Automatic Image Annotation Based on Generalized Relevance Models

Abstract

This paper presents a generalized relevance model for automatic image annotation through learning the correlations between images and annotation keywords. Different from previous relevance models that can only propagate keywords from the training images to the test ones, the proposed model can perform extra keyword propagation among the test images. We also give a convergence analysis of the iterative algorithm inspired by the proposed model. Moreover, to estimate the joint probability of observing an image with possible annotation keywords, we define the inter-image relations through proposing a new spatial Markov kernel based on 2D Markov models. The main advantage of our spatial Markov kernel is that the intra-image context can be exploited for automatic image annotation, which is different from the traditional bag-of-words methods.

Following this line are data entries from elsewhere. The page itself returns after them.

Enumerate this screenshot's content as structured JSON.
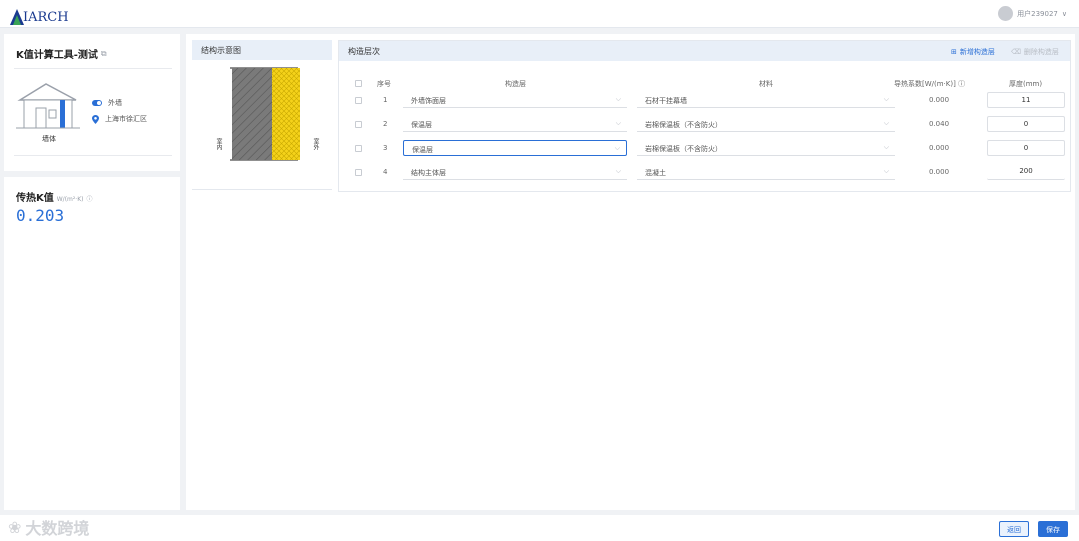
{
  "header": {
    "logo_text": "IARCH",
    "user_name": "用户239027",
    "user_chevron": "∨"
  },
  "tool": {
    "title": "K值计算工具-测试",
    "house_label": "墙体",
    "attr_1": "外墙",
    "attr_2": "上海市徐汇区"
  },
  "k_panel": {
    "title": "传热K值",
    "unit": "W/(m²·K)",
    "value": "0.203"
  },
  "diagram": {
    "title": "结构示意图",
    "left_label": "室内",
    "right_label": "室外"
  },
  "structure": {
    "title": "构造层次",
    "add_label": "新增构造层",
    "delete_label": "删除构造层",
    "columns": {
      "index": "序号",
      "layer": "构造层",
      "material": "材料",
      "conductivity": "导热系数[W/(m·K)]",
      "thickness": "厚度(mm)"
    },
    "rows": [
      {
        "index": "1",
        "layer": "外墙饰面层",
        "material": "石材干挂幕墙",
        "k": "0.000",
        "thickness": "11"
      },
      {
        "index": "2",
        "layer": "保温层",
        "material": "岩棉保温板（不含防火）",
        "k": "0.040",
        "thickness": "0"
      },
      {
        "index": "3",
        "layer": "保温层",
        "material": "岩棉保温板（不含防火）",
        "k": "0.000",
        "thickness": "0"
      },
      {
        "index": "4",
        "layer": "结构主体层",
        "material": "混凝土",
        "k": "0.000",
        "thickness": "200"
      }
    ]
  },
  "footer": {
    "watermark": "大数跨境",
    "back_label": "返回",
    "save_label": "保存"
  },
  "colors": {
    "accent": "#2a6fd6",
    "insulation": "#f5d21a",
    "structure": "#7a7a7a",
    "panel_header": "#e8eff8"
  }
}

Experiments on two standard image databases demonstrate that the proposed model outperforms the state-of-the-art annotation models.

Appendix

This appendix presents the proof of Theorem 1. First, we can obtain from Eq. 10 that

$$ F_t(W)= (\alpha S)^t F_0(W)+ (1-\alpha)\sum\limits_{i=0}^{t-1}(\alpha S)^i F_0(W). $$

(22)

Since the sum of each row of S is bounded by 1 (i.e. \(\sum_{J\in \mathcal{U}}P(J|I)\leq 1\)), from the Perron–Frobenius theorem [23], we know the spectral radius of S or ρ(S) ≤ 1. Moreover, since 0 < α < 1 (i.e. ρ(αS) < 1), we have

$$ \lim\limits_{t \to \infty}(\alpha S)^t =0,~\lim\limits_{t \to \infty}\sum\limits_{i=0}^{t-1}(\alpha S)^i =(I-\alpha S)^{-1}, $$

(23)

where I is the identity matrix. Hence, it follows from Eq. 22 that the sequence {F _t (W)} will converge to

$$ F^*(W)=\lim\limits_{t \to \infty}F_t(W)=(1-\alpha)(I-\alpha S)^{-1}F_0(W), $$

(24)

when t → ∞. That is, we have proven the theorem.